Aber erstmal stehen die "Hamburger Jungs" livehaftig nochmal auf der Bühne und liefern ein zweistündiges Best-Of ab.
Laola-Welle, schunkeln, rhythmisch klatschen, tanzen, springen, wippen, ausrasten – die Brote fragen routiniert das Konzert-ABC ab. In großer Plauderlaune sind sie dabei nicht, auch die Leichtigkeit ist ihnen etwas abhanden gekommen. Bei insgesamt 18 Stadion-Konzerten im Farewell-Modus wahrscheinlich kein Wunder. Auch klingt Björns Stimme deutlich angeschlagen – dennoch geben die Brote alles und werden frenetisch gefeiert.
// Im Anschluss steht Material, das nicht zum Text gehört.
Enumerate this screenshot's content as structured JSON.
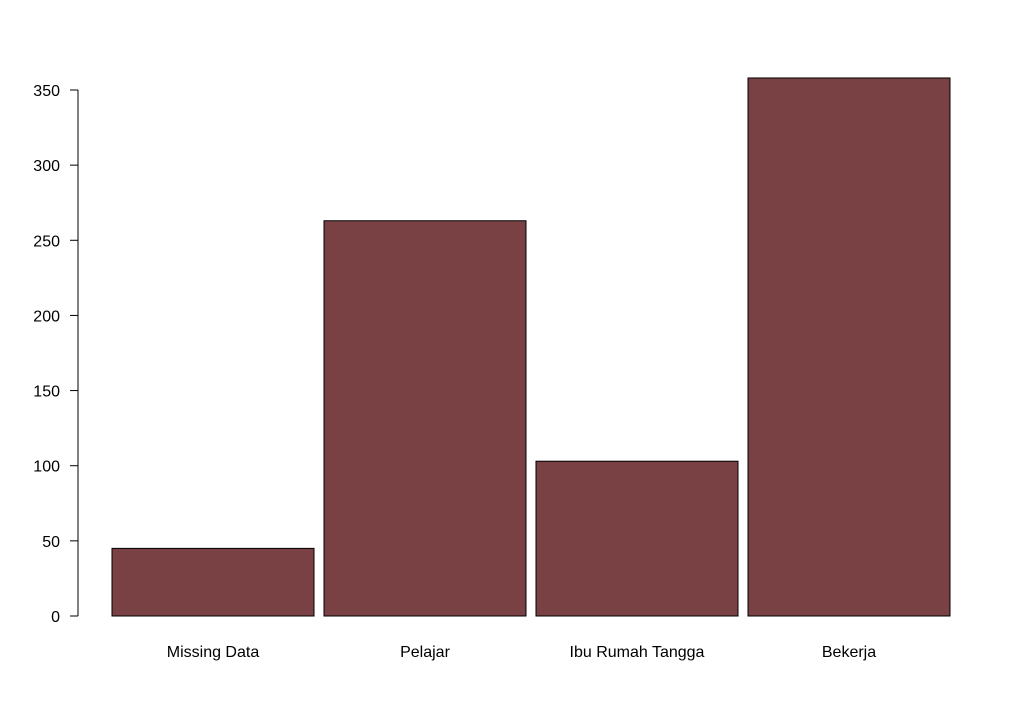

Und dann, bei heftigem Strobo und purer Eskalation im Innenraum zu "Schwule Mädchen" und "Bettina, zieh dir bitte etwas an", da weiß man: Es ist ok, Fettes Brot nun in Liebe ziehen zu lassen. Danke für alles.
Als Rausschmeißer ertönt nicht zufällig Vicky Leandros mit "Ich liebe das Leben". Darin heißt es: "Das Karussell wird sich weiterdrehen, auch wenn wir auseinander gehen".
Am 1. + 2. September spielen Fettes Brot dann wirklich ein allerletztes Mal auf der Trabrennbahn Hamburg zwei Konzerte.